I'm writing a very computationally intense procedure for a mobile device and I'm limited to 32-bit CPUs. In essence, I'm performing dot products of huge sets of data (>12k signed 16-bit integers). Floating point operations are just too slow, so I've been looking for a way to perform the same computation with integer types. I stumbled upon something called Block Floating Point arithmetic (page 17 in the linked paper). It does a pretty good job, but now I'm faced with a problem of 32 bits just not being enough to store the output of my calculation with enough precision.
Just to clarify, the reason it's not enough precision is that I would have to drastically reduce precision of each of my arrays' elements to get a number fitting into a 32-bit integer in the end. It's the summation of ~16000 things that makes my result so huge.
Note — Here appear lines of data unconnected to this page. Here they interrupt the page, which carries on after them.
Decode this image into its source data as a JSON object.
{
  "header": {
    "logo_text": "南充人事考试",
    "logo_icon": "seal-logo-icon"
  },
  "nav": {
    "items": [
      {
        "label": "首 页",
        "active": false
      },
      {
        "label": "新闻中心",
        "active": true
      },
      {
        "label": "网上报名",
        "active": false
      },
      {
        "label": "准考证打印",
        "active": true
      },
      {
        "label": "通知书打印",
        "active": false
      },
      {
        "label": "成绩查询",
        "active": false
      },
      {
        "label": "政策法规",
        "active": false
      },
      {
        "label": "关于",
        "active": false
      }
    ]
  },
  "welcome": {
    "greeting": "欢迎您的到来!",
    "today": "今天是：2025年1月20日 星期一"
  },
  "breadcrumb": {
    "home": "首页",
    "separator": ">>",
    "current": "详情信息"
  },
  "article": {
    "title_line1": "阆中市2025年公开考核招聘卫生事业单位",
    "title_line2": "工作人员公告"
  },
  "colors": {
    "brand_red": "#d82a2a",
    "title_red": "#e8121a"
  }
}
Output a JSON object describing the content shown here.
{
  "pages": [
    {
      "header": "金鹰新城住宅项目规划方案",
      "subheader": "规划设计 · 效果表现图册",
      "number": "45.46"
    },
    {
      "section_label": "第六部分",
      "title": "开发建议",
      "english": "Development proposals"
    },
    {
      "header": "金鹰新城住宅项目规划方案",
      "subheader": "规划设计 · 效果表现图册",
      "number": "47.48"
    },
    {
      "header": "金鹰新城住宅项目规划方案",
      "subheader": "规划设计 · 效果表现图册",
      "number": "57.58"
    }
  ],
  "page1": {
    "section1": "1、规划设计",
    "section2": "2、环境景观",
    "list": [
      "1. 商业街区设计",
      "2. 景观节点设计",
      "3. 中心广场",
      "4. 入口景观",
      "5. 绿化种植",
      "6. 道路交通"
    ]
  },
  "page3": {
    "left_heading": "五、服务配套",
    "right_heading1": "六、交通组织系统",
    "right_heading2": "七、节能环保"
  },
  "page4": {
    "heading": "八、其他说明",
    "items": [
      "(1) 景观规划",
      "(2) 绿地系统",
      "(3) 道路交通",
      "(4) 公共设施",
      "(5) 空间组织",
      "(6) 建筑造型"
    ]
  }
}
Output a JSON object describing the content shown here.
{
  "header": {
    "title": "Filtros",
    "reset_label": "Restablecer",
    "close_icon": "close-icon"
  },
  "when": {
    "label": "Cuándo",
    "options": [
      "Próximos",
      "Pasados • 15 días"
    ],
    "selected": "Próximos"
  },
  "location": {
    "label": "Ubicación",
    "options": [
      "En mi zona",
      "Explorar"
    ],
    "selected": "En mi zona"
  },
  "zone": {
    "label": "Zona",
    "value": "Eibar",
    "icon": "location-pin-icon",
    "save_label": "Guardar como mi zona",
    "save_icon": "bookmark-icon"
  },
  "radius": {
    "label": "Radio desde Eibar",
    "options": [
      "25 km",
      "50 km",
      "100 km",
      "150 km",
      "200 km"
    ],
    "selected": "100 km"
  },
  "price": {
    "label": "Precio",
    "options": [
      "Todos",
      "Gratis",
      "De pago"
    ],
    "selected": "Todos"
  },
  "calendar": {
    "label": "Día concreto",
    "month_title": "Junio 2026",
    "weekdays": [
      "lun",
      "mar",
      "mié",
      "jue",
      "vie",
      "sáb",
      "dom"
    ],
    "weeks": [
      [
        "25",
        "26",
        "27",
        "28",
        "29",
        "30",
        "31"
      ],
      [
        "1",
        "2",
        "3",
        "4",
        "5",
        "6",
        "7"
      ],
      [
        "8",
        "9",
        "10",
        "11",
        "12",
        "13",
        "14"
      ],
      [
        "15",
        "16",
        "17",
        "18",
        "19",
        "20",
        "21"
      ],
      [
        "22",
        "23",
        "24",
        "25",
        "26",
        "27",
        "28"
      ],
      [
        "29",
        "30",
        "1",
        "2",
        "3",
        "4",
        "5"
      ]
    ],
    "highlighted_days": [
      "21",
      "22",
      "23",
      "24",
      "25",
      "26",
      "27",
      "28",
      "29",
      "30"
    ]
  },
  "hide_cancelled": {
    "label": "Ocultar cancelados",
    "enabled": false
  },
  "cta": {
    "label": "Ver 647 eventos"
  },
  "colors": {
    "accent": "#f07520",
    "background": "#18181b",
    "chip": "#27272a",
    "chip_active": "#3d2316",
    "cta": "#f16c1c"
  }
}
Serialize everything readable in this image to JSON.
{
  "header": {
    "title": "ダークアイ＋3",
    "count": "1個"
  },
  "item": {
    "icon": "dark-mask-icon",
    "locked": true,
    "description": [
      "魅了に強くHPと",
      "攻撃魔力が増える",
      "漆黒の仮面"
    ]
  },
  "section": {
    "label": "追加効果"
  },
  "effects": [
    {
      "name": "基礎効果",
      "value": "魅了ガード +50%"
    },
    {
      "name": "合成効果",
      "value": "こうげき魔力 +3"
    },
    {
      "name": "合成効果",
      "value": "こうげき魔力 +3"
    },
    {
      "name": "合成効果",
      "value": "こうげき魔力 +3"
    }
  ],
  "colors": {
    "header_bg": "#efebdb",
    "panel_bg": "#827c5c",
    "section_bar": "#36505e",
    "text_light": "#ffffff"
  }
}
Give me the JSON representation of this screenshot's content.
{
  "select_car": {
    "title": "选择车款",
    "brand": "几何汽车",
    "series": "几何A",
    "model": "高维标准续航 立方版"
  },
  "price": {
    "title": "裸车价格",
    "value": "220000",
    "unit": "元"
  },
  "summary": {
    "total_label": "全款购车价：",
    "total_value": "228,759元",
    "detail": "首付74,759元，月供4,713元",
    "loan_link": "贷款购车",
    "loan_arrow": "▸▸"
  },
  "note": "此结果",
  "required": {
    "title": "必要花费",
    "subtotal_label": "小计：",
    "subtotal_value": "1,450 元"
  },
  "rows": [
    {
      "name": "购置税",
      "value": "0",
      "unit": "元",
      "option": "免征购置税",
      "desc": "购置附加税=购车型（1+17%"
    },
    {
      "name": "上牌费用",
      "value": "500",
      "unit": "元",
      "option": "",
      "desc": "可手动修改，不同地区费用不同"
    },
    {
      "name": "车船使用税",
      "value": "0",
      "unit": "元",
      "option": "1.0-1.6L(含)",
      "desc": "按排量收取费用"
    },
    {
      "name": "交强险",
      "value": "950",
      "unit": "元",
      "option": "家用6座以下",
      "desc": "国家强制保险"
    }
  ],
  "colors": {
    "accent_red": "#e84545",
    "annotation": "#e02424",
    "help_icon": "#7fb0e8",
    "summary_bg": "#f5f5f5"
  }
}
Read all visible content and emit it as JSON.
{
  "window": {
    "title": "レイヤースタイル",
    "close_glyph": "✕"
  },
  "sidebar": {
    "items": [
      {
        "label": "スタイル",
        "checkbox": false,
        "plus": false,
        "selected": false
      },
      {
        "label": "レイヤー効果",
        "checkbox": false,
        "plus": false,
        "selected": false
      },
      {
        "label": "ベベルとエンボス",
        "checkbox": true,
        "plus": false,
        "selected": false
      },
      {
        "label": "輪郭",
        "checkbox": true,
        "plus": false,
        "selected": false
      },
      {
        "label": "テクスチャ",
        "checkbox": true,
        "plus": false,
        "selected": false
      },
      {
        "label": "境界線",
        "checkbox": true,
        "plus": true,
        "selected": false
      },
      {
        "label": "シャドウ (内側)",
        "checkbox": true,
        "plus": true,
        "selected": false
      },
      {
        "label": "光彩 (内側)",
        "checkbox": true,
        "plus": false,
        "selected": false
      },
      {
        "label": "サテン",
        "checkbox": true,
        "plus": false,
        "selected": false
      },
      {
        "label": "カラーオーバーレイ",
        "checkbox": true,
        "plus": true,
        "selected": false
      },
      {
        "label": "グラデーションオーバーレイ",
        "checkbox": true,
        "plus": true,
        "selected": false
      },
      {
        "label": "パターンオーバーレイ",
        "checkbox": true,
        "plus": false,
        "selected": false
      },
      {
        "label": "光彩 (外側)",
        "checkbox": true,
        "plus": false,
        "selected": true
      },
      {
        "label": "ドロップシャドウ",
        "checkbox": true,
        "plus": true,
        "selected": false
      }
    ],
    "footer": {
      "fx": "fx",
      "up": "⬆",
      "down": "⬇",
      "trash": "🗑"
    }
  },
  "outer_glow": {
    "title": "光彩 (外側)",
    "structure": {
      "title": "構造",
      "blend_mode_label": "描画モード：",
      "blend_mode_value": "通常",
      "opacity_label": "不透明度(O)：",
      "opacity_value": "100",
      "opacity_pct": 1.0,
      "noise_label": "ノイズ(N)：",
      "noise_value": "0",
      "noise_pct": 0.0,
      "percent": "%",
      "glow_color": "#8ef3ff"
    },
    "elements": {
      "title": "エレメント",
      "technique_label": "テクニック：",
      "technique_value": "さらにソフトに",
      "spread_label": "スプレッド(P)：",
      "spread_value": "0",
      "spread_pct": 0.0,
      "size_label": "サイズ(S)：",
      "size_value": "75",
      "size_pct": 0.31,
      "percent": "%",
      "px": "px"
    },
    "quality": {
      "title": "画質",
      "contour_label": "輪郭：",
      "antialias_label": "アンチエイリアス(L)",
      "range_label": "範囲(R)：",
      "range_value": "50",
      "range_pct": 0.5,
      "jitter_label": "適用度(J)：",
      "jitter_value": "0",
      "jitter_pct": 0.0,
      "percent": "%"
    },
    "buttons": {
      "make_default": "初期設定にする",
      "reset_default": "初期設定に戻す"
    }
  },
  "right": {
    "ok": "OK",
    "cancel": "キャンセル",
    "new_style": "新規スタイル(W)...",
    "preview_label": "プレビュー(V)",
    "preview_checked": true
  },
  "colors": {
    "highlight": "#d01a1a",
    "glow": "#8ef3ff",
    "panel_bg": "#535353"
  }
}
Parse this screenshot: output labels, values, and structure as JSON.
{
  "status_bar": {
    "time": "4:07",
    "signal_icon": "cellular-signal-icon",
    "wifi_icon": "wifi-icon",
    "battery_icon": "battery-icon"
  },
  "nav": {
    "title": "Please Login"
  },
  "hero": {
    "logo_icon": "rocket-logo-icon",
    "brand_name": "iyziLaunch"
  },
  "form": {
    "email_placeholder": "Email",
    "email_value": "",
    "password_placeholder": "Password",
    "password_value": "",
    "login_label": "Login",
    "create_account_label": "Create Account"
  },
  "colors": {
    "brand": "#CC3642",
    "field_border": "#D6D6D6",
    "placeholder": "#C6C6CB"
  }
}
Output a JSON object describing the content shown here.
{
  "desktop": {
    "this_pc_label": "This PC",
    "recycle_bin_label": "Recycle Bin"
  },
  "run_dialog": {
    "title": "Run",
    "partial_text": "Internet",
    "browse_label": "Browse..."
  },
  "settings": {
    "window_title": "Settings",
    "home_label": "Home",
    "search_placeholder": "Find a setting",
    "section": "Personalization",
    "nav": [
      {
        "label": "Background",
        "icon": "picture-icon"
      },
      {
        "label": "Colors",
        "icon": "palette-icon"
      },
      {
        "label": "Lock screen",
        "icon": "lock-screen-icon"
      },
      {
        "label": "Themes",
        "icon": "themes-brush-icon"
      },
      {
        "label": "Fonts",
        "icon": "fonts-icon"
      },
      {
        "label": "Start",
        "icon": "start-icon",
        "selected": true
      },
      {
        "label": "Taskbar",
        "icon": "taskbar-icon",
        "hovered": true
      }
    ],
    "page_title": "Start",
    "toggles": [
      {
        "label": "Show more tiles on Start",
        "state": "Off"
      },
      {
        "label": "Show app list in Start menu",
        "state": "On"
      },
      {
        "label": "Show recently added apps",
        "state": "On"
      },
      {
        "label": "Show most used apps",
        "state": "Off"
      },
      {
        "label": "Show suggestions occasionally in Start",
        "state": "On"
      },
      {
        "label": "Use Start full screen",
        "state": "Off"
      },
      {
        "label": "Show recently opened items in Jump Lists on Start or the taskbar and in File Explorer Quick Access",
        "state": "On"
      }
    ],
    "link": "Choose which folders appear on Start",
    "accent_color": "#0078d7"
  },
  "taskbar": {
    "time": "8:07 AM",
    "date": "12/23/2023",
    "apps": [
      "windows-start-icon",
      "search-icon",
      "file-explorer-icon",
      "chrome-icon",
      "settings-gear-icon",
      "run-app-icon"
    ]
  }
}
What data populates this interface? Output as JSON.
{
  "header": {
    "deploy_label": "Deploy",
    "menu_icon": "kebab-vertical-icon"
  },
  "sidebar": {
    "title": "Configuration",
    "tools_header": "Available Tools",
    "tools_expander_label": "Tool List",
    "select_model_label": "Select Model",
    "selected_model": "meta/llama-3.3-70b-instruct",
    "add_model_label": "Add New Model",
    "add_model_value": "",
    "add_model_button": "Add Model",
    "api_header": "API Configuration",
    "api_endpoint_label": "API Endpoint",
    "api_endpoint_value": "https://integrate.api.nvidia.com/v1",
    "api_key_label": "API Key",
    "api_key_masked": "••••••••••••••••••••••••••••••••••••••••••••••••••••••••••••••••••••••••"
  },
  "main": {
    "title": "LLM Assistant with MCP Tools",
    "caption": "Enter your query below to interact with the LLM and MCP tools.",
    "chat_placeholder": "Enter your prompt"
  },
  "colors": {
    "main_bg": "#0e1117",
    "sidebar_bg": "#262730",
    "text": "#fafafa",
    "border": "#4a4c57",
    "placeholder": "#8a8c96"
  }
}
Is there a way (I'd love a reference to an article or a tutorial) to use two 32-bit integers as most significant word and least significant word and define arithmetic on them (+, -, *, /) to process data efficiently? Also, are there perhaps better ways of doing such things? Is there a problem with this approach? I'm fairly flexible on programming language I use. I would prefer C/C++ but java works as well. I'm sure someone has done this before.
long
is typically 32 bits on a 32 bit system (although this isn't required) whilelong long
if available is the 64 bit integral type. – Exsiccate